To prepare for my interview with Susan Gerhart I tried using text-to-speech software to read menu choices and text selections aloud. As always, I experienced the reaction that Susan, in her latest post, calls synthetic voice shock.
For those of us who don’t need to rely on synthetic voices, that reaction isn’t a problem, it’s merely a deterrent to optional use of the technology. For example, though it might be convenient to shift some material from the domain of written text to the domain of audio, the unpleasantness of synthetic voices stops me from doing that.
But the real problem, Susan explains today, is that synthetic voice shock deters people who have lost their vision, and who would benefit greatly if they could adapt to those voices. Here’s how she characterizes typical reactions:
- I cannot understand that voice!!!
- The voice is so inhuman, inexpressive, robotic, unpleasant!
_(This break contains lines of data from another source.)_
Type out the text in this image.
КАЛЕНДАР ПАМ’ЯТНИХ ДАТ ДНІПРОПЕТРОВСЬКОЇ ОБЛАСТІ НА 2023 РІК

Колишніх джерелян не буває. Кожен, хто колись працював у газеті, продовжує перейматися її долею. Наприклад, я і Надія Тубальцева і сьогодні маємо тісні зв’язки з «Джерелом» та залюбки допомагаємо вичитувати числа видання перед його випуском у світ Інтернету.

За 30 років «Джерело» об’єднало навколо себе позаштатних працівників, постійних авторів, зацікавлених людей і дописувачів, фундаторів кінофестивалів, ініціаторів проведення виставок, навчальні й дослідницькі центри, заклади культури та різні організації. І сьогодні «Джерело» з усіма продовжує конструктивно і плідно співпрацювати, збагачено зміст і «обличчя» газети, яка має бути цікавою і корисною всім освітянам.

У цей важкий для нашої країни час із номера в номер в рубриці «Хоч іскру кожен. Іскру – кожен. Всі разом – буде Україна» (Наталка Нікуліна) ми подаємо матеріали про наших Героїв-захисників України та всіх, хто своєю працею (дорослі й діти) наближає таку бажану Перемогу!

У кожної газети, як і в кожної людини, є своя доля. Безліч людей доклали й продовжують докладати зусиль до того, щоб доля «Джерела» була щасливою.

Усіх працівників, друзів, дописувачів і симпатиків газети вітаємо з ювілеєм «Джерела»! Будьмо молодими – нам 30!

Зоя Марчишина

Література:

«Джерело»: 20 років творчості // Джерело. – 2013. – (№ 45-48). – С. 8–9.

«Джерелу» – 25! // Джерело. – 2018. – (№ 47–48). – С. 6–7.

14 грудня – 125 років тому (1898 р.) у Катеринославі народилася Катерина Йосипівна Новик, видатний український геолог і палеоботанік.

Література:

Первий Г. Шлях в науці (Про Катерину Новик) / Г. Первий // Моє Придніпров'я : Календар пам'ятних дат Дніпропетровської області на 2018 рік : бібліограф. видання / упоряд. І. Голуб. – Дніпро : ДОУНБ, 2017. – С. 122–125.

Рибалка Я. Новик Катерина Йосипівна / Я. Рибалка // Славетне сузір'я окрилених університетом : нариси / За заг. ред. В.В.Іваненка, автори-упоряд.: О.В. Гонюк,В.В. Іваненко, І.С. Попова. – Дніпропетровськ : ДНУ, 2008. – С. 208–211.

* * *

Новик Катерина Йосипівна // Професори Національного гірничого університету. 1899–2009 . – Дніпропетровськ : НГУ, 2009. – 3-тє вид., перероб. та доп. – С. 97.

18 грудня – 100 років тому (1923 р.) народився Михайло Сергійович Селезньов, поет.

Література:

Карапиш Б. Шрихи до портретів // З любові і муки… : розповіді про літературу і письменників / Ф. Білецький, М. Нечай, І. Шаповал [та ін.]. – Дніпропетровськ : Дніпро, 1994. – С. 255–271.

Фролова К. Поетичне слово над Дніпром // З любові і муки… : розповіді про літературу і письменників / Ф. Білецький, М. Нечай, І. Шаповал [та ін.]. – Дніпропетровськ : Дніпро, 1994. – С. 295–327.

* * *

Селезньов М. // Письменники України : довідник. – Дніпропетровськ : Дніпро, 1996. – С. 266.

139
- How could I possibly benefit from using anything that hard to listen to?
- If that’s how the blind read, I am definitely not ready to take that step.
She adds:
Conversely, those long experienced with screen readers and reading appliances may be surprised at these adverse reactions to the text-to-speech technology they listen to many hours a day.
How can we help people cross that chasm? Susan offers advice to four groups: “vision losers”, developers of assistive reading technologies, sighted people who are helping vision losers, and rehab trainers.
I’m in the third group. My mom’s macular degeneration is progressing, and although she’s not yet forced to rely on text-to-speech, that day may come. To those of us in this group, Susan recommends that, when evaluating applications and appliances, we need to bear in mind that voice quality is a separable concern, not directly tied to the capabilities of the software and hardware. And she suggests that, in order to help friends or family members, we might want to develop some familiarity with the range of available voices.
To that end, Susan has provided audio renderings of her blog posts, including four different versions of today’s post as read by Neospeech Kate, Neospeech Paul, Microsoft Mike, and Robotic UK Jane. None of the readings is pleasant to listen to. But Susan says:
I testify it takes a little patience and self-training and then you hear past these voices and your brain naturally absorbs the underlying content.
Those of us not compelled to learn how to “hear past” those voices might still want to try the experiment, in order to help friends and family members make the transition.
The voices in the demos are certainly more understandable than the Kurzweil reading machine demo I heard 30 years ago.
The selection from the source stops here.